I wrote large chunks of this essay having slept less than 1.5 hours over a period of 38 hours. I came up with and developed the biggest arguments of it when I slept an average of 5 hours 39 minutes per day over the preceding 14 days. At this point, I’m pretty sure that the entire “not sleeping ‘enough’ makes you stupid” is a 100% psyop. It makes you somewhat more sleepy, yes. More stupid, no. I literally did an experiment in which I tried to find changes in my cognitive ability after sleeping 4 hours a day for 12-14 days, I couldn’t find any. My friends who I was talking to a lot during the experiment simply didn’t notice anything.
I find it implausible that your anecdotes and a non-RCT N=1 self-experiment provide stronger evidence than several N≈20 non-pre-registered RCTs.
Yes, p-hacking and lack of pre-registration are bad, but IMO those things are pretty much negligible concerns when studies test cognition with several tests and find the same effect on almost all of them.

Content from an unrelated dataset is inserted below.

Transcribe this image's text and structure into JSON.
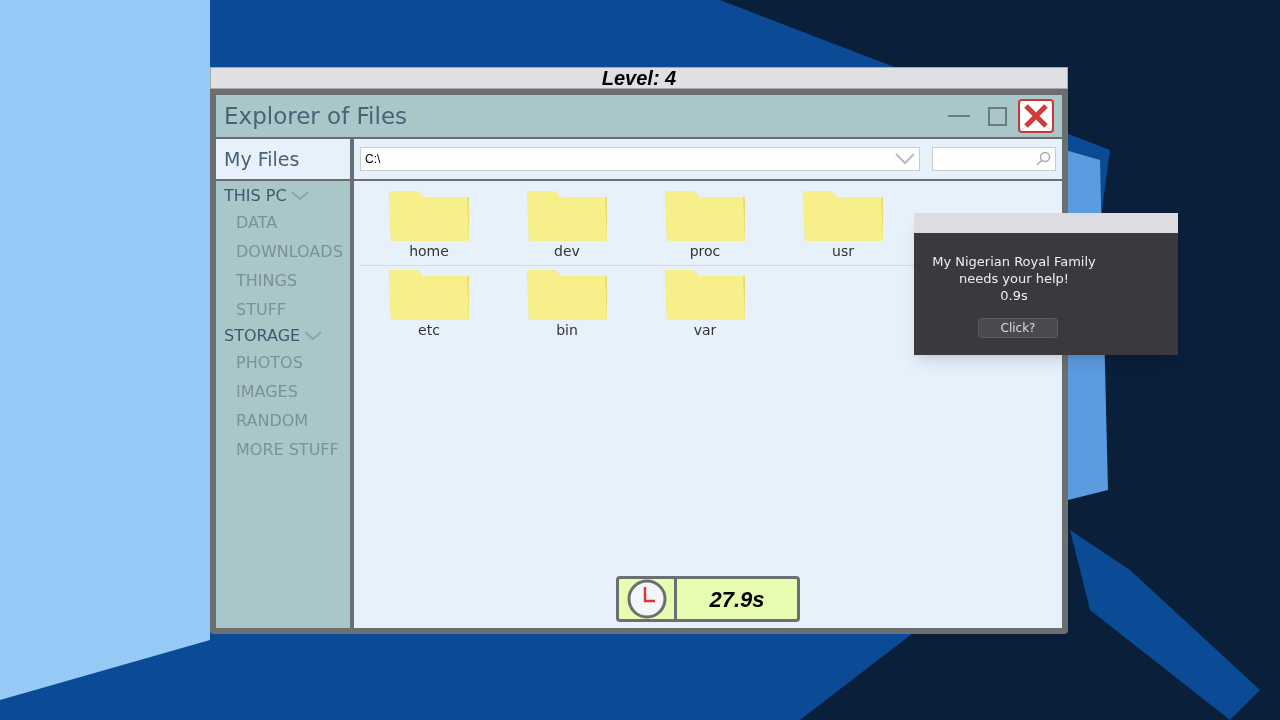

When I read the literature on the cognitive effects of sleep deprivation, it doesn’t sound like experimenters are giving subjects several tests, finding no effect on most of them, and then focusing on reporting the single p<0.05 result. Rather, they find medium-to-large effect sizes on most things they test, and effect sizes almost always have the same sign—very rarely favoring sleep deprivation. That could be because the experimenters are giving subjects 15 tests and only report the results of 5 of them, but it sounds unlikely that all sleep researchers involved in these studies are doing that. So it doesn’t look like p-hacking or lack of pre-registration are driving the huge effect sizes here.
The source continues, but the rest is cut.